Napoleone cannot have his cake and eat it too by taking a contrary position in the underlying arbitration and asserting the opposite as a basis for vacatur. Therefore, he is judicially estopped from asserting this sole basis for vacatur, and his petition to vacate the arbitration award is DENIED.3 The Court has also considered the arbitrator's award, (Moreno Decl. Ex. 10), and concluded that there is more than a "barely colorable justification for the outcome reached." Moreover, because Napoleone has not advanced any other argument for vacating the arbitration award, there is no other basis to deny confirmation of the arbitration award, S2K's Cross-Motion to Confirm the Arbitration Award is GRANTED.

I. Conclusion

For the foregoing reasons, Napoleone's Petition to Vacate the Arbitration Award is DENIED and S2K's Petition to Confirm the Arbitration Award is GRANTED.

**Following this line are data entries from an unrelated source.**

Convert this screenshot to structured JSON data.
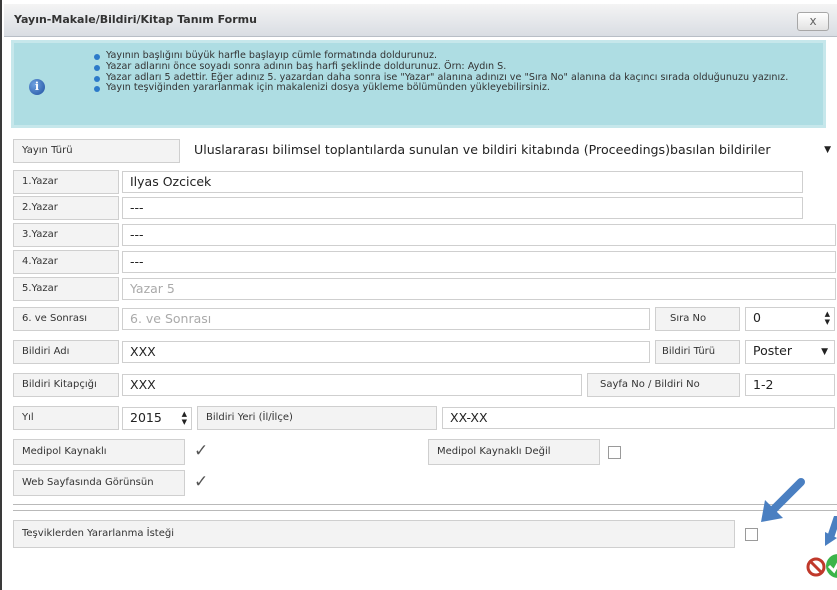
{
  "window": {
    "title": "Yayın-Makale/Bildiri/Kitap Tanım Formu",
    "close_label": "x"
  },
  "info": {
    "icon": "info-icon",
    "bullets": [
      "Yayının başlığını büyük harfle başlayıp cümle formatında doldurunuz.",
      "Yazar adlarını önce soyadı sonra adının baş harfi şeklinde doldurunuz. Örn: Aydın S.",
      "Yazar adları 5 adettir. Eğer adınız 5. yazardan daha sonra ise \"Yazar\" alanına adınızı ve \"Sıra No\" alanına da kaçıncı sırada olduğunuzu yazınız.",
      "Yayın teşviğinden yararlanmak için makalenizi dosya yükleme bölümünden yükleyebilirsiniz."
    ]
  },
  "form": {
    "yayin_turu": {
      "label": "Yayın Türü",
      "value": "Uluslararası bilimsel toplantılarda sunulan ve bildiri kitabında (Proceedings)basılan bildiriler"
    },
    "yazar1": {
      "label": "1.Yazar",
      "value": "Ilyas Ozcicek"
    },
    "yazar2": {
      "label": "2.Yazar",
      "value": "---"
    },
    "yazar3": {
      "label": "3.Yazar",
      "value": "---"
    },
    "yazar4": {
      "label": "4.Yazar",
      "value": "---"
    },
    "yazar5": {
      "label": "5.Yazar",
      "placeholder": "Yazar 5"
    },
    "yazar6": {
      "label": "6. ve Sonrası",
      "placeholder": "6. ve Sonrası"
    },
    "sira_no": {
      "label": "Sıra No",
      "value": "0"
    },
    "bildiri_adi": {
      "label": "Bildiri Adı",
      "value": "XXX"
    },
    "bildiri_turu": {
      "label": "Bildiri Türü",
      "value": "Poster"
    },
    "bildiri_kitapcigi": {
      "label": "Bildiri Kitapçığı",
      "value": "XXX"
    },
    "sayfa_no": {
      "label": "Sayfa No / Bildiri No",
      "value": "1-2"
    },
    "yil": {
      "label": "Yıl",
      "value": "2015"
    },
    "bildiri_yeri": {
      "label": "Bildiri Yeri (İl/İlçe)",
      "value": "XX-XX"
    },
    "medipol_kaynakli": {
      "label": "Medipol Kaynaklı",
      "checked": true
    },
    "medipol_kaynakli_degil": {
      "label": "Medipol Kaynaklı Değil",
      "checked": false
    },
    "web_sayfasinda": {
      "label": "Web Sayfasında Görünsün",
      "checked": true
    },
    "tesvik": {
      "label": "Teşviklerden Yararlanma İsteği",
      "checked": false
    }
  },
  "actions": {
    "cancel_icon": "no-entry-icon",
    "save_icon": "check-circle-icon"
  },
  "colors": {
    "info_bg": "#aedde3",
    "arrow": "#4a7fc1",
    "cancel": "#c0392b",
    "save": "#3cb44a"
  }
}
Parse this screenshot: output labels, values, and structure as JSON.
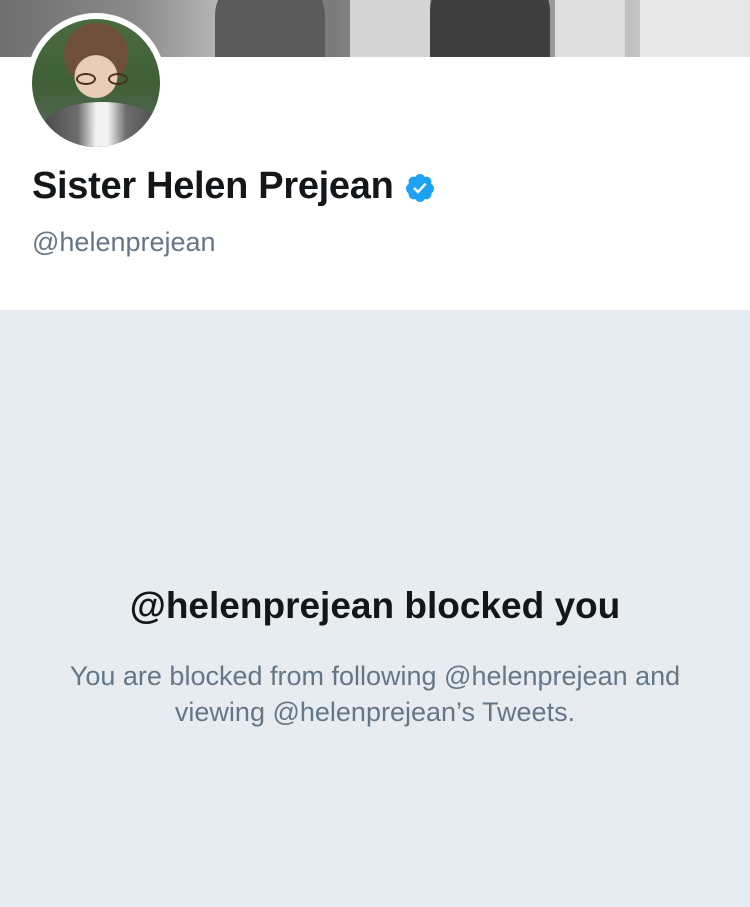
{
  "profile": {
    "display_name": "Sister Helen Prejean",
    "handle": "@helenprejean",
    "verified": true,
    "verified_icon": "verified-badge-icon"
  },
  "blocked": {
    "title": "@helenprejean blocked you",
    "description": "You are blocked from following @helenprejean and viewing @helenprejean’s Tweets."
  },
  "colors": {
    "accent": "#1da1f2",
    "text_primary": "#14171a",
    "text_secondary": "#657786",
    "background": "#e6ecf0"
  }
}
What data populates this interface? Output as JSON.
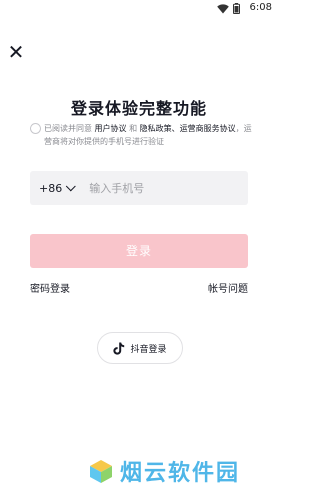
{
  "status_bar": {
    "time": "6:08",
    "icons": [
      "wifi-icon",
      "battery-icon"
    ]
  },
  "header": {
    "close_icon": "close-icon",
    "close_glyph": "✕"
  },
  "title": "登录体验完整功能",
  "agreement": {
    "prefix": "已阅读并同意",
    "user_agreement": "用户协议",
    "and": "和",
    "privacy_policy": "隐私政策、运营商服务协议",
    "suffix": "，运营商将对你提供的手机号进行验证"
  },
  "phone": {
    "country_code": "+86",
    "placeholder": "输入手机号",
    "value": ""
  },
  "login_button": {
    "label": "登录",
    "color": "#f9c5cb"
  },
  "links": {
    "password_login": "密码登录",
    "account_issue": "帐号问题"
  },
  "tiktok_login": {
    "label": "抖音登录",
    "icon": "tiktok-icon"
  },
  "watermark": {
    "text": "烟云软件园",
    "color": "#4fb6e8"
  }
}
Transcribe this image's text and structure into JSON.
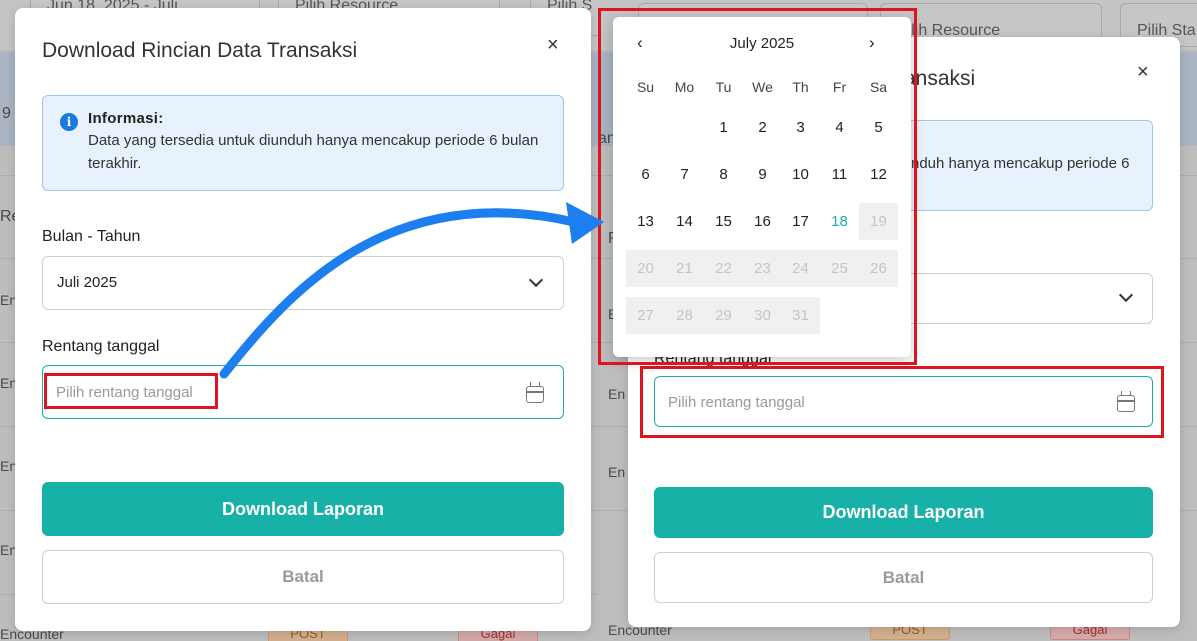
{
  "background": {
    "left_chips": [
      "Jun 18, 2025 - Juli",
      "Pilih Resource",
      "Pilih S"
    ],
    "right_chips": [
      "",
      "Pilih Resource",
      "Pilih Sta"
    ],
    "left_row_labels": [
      "Re",
      "En",
      "En",
      "En",
      "En",
      "Encounter"
    ],
    "right_row_labels": [
      "Re",
      "En",
      "En",
      "En",
      "Encounter"
    ],
    "left_side_9": "9",
    "right_side_an": "an",
    "post_label": "POST",
    "gagal_label": "Gagal"
  },
  "modal": {
    "title": "Download Rincian Data Transaksi",
    "right_title_fragment": "ansaksi",
    "close": "×",
    "info_title": "Informasi:",
    "info_text": "Data yang tersedia untuk diunduh hanya mencakup periode 6 bulan terakhir.",
    "info_text_right": "nduh hanya mencakup periode 6",
    "month_label": "Bulan - Tahun",
    "month_value": "Juli 2025",
    "range_label": "Rentang tanggal",
    "range_placeholder": "Pilih rentang tanggal",
    "download_button": "Download Laporan",
    "cancel_button": "Batal"
  },
  "calendar": {
    "month": "July 2025",
    "prev": "‹",
    "next": "›",
    "weekdays": [
      "Su",
      "Mo",
      "Tu",
      "We",
      "Th",
      "Fr",
      "Sa"
    ],
    "today": 18,
    "first_disabled": 19,
    "days_in_month": 31,
    "first_weekday_index": 2
  },
  "colors": {
    "accent": "#18b1a8",
    "highlight": "#e0141e",
    "arrow": "#1d7ef0",
    "info_bg": "#e8f2fc"
  }
}
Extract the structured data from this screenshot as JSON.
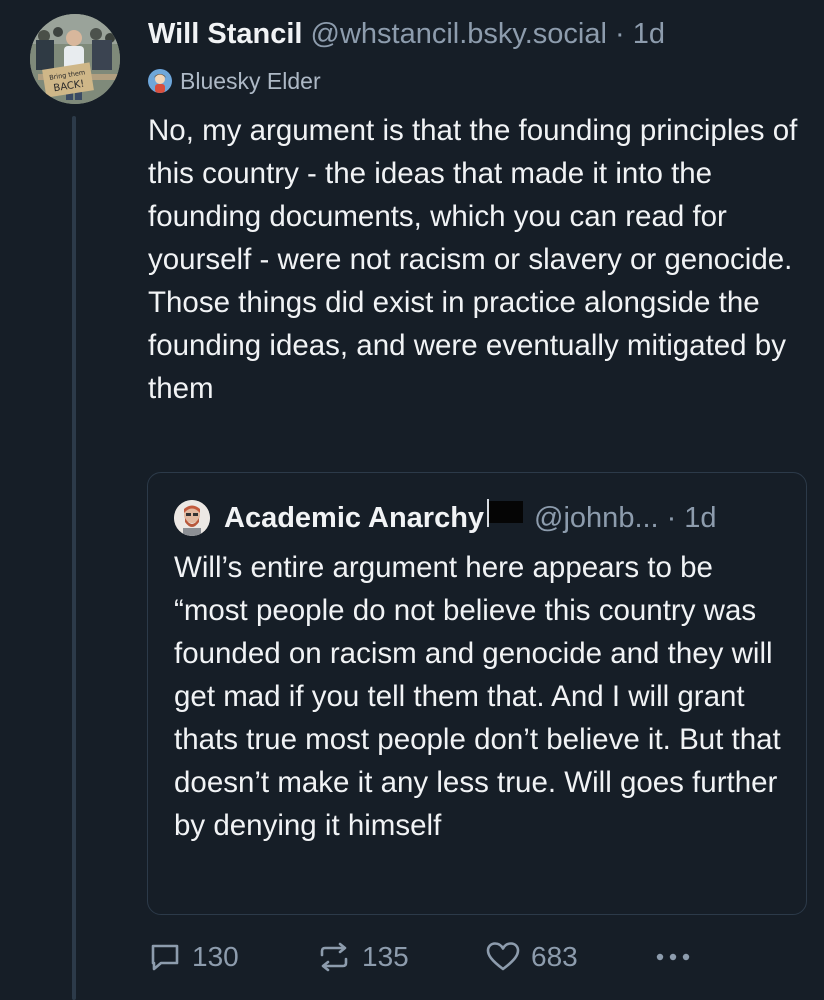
{
  "post": {
    "author": {
      "display_name": "Will Stancil",
      "handle": "@whstancil.bsky.social",
      "separator": "·",
      "time": "1d",
      "avatar_sign_text": [
        "Bring them",
        "BACK!"
      ],
      "badge_label": "Bluesky Elder"
    },
    "text": "No, my argument is that the founding principles of this country - the ideas that made it into the founding documents, which you can read for yourself - were not racism or slavery or genocide. Those things did exist in practice alongside the founding ideas, and were eventually mitigated by them",
    "quote": {
      "display_name": "Academic Anarchy",
      "flag": "🏴",
      "handle": "@johnb...",
      "separator": "·",
      "time": "1d",
      "text": "Will’s entire argument here appears to be “most people do not believe this country was founded on racism and genocide and they will get mad if you tell them that. And I will grant thats true most people don’t believe it. But that doesn’t make it any less true. Will goes further by denying it himself"
    },
    "actions": {
      "replies": "130",
      "reposts": "135",
      "likes": "683",
      "more_icon": "ellipsis-icon"
    }
  },
  "colors": {
    "background": "#161e27",
    "text": "#f1f3f5",
    "muted": "#8d9cad",
    "border": "#2c3a49"
  }
}
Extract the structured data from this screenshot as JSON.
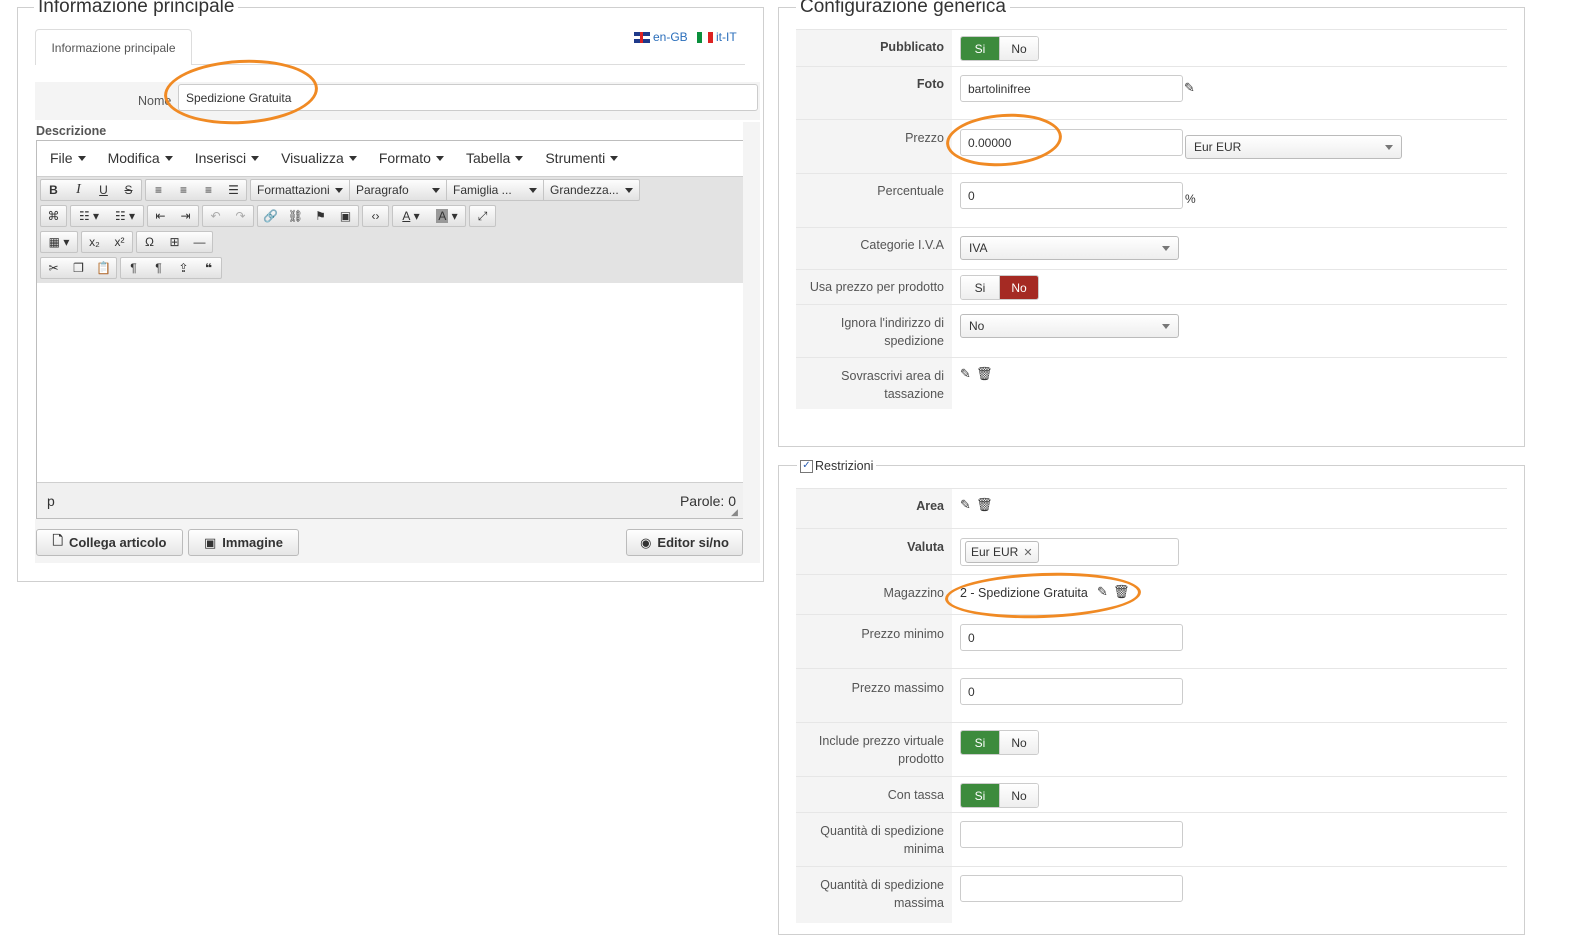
{
  "left": {
    "legend": "Informazione principale",
    "tab": "Informazione principale",
    "langs": [
      "en-GB",
      "it-IT"
    ],
    "name_label": "Nome",
    "name_value": "Spedizione Gratuita",
    "desc_label": "Descrizione",
    "menu": [
      "File",
      "Modifica",
      "Inserisci",
      "Visualizza",
      "Formato",
      "Tabella",
      "Strumenti"
    ],
    "toolbar": {
      "formattazioni": "Formattazioni",
      "paragrafo": "Paragrafo",
      "famiglia": "Famiglia ...",
      "grandezza": "Grandezza..."
    },
    "status_path": "p",
    "word_count": "Parole: 0",
    "buttons": {
      "collega": "Collega articolo",
      "immagine": "Immagine",
      "editor": "Editor si/no"
    }
  },
  "config": {
    "legend": "Configurazione generica",
    "pubblicato_label": "Pubblicato",
    "yes": "Si",
    "no": "No",
    "foto_label": "Foto",
    "foto_value": "bartolinifree",
    "prezzo_label": "Prezzo",
    "prezzo_value": "0.00000",
    "currency_value": "Eur EUR",
    "percentuale_label": "Percentuale",
    "percentuale_value": "0",
    "percent_sign": "%",
    "iva_label": "Categorie I.V.A",
    "iva_value": "IVA",
    "usa_prezzo_label": "Usa prezzo per prodotto",
    "ignora_label": "Ignora l'indirizzo di spedizione",
    "ignora_value": "No",
    "sovrascrivi_label": "Sovrascrivi area di tassazione"
  },
  "restr": {
    "legend": "Restrizioni",
    "area_label": "Area",
    "valuta_label": "Valuta",
    "valuta_tag": "Eur EUR",
    "magazzino_label": "Magazzino",
    "magazzino_value": "2 - Spedizione Gratuita",
    "prezzo_min_label": "Prezzo minimo",
    "prezzo_min_value": "0",
    "prezzo_max_label": "Prezzo massimo",
    "prezzo_max_value": "0",
    "include_label": "Include prezzo virtuale prodotto",
    "con_tassa_label": "Con tassa",
    "qmin_label": "Quantità di spedizione minima",
    "qmax_label": "Quantità di spedizione massima"
  },
  "colors": {
    "orange_annotation": "#f08a24",
    "green_on": "#3d8b3d",
    "red_on": "#a52a23"
  }
}
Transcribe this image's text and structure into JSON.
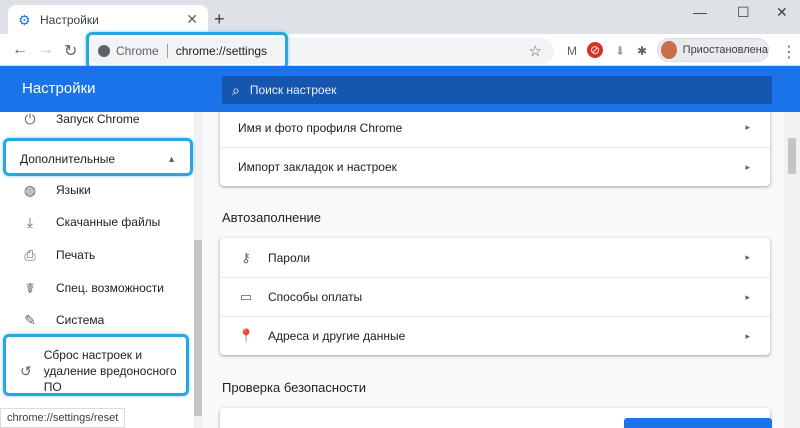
{
  "browser": {
    "tab": {
      "title": "Настройки",
      "close": "✕",
      "icon": "gear-icon"
    },
    "new_tab": "+",
    "window_controls": {
      "minimize": "—",
      "maximize": "☐",
      "close": "✕"
    },
    "nav": {
      "back": "←",
      "forward": "→",
      "reload": "↻"
    },
    "omnibox": {
      "scheme_label": "Chrome",
      "url": "chrome://settings",
      "star": "☆"
    },
    "profile": {
      "status": "Приостановлена"
    },
    "menu": "⋮",
    "status_url": "chrome://settings/reset"
  },
  "header": {
    "title": "Настройки",
    "search_placeholder": "Поиск настроек"
  },
  "sidebar": {
    "items": [
      {
        "label": "Запуск Chrome",
        "icon": "power-icon",
        "glyph": "⏻"
      },
      {
        "label": "Дополнительные",
        "icon": "caret-up-icon",
        "glyph": "▲"
      },
      {
        "label": "Языки",
        "icon": "globe-icon",
        "glyph": "🌐"
      },
      {
        "label": "Скачанные файлы",
        "icon": "download-icon",
        "glyph": "⤓"
      },
      {
        "label": "Печать",
        "icon": "print-icon",
        "glyph": "⎙"
      },
      {
        "label": "Спец. возможности",
        "icon": "accessibility-icon",
        "glyph": "♿"
      },
      {
        "label": "Система",
        "icon": "wrench-icon",
        "glyph": "🔧"
      },
      {
        "label": "Сброс настроек и удаление вредоносного ПО",
        "icon": "restore-icon",
        "glyph": "↺"
      }
    ]
  },
  "main": {
    "card1": [
      {
        "label": "Имя и фото профиля Chrome"
      },
      {
        "label": "Импорт закладок и настроек"
      }
    ],
    "autofill": {
      "title": "Автозаполнение",
      "rows": [
        {
          "label": "Пароли",
          "icon": "key-icon",
          "glyph": "⚷"
        },
        {
          "label": "Способы оплаты",
          "icon": "credit-card-icon",
          "glyph": "▭"
        },
        {
          "label": "Адреса и другие данные",
          "icon": "location-pin-icon",
          "glyph": "⬤"
        }
      ]
    },
    "safety": {
      "title": "Проверка безопасности"
    },
    "arrow": "▸"
  },
  "colors": {
    "accent": "#1a73e8",
    "highlight": "#29a6e0"
  }
}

The Clerk of Court is directed to enter judgment in favor of S2K and against Napoleone in the amount $100,000.00, with interest to accrue at the annual rate of 9% from April 1, 2017 to the date of the Judgment, and post-Judgment interest at the statutory rate pursuant to 28 U.S.C. § 1961.

SO ORDERED.

FootNotes


1. FINRA Rule 13806(b)(1) provides that a single arbitrator will be assigned to promissory note proceedings involving a counterclaim not exceeding $100,000.00. FINRA Arb. R. 13806(b)(1). FINRA Rule 13412, provides that: "[t]he Director may exercise discretionary authority and make any decision that is consistent with the purposes of the Code to facilitate the appointment of arbitrators and the resolution of arbitrations." FINRA Arb. R. 13412.
2. The Employment Agreement states that: If any dispute should arise concerning this Agreement or otherwise relating in any way to the terms and conditions of your employment, including any statutory claim of discrimination, the parties agree to submit the dispute to arbitration before a panel of three (3) neutral arbitrators at FINRA or its successor in New York, New York.

(Empl. Agreement ¶ 17.)

3. Having decided that Napoleone is judicially estopped from arguing that the arbitration was procedurally defective because it was heard by a single arbitrator rather than a three-member arbitration panel, we do not decide whether the arbitrator exceeded his powers or acted in manifest disregard of the law by proceeding as the sole arbitrator despite the Parties' prior contractual agreement that any dispute would be heard by a three-member arbitration panel.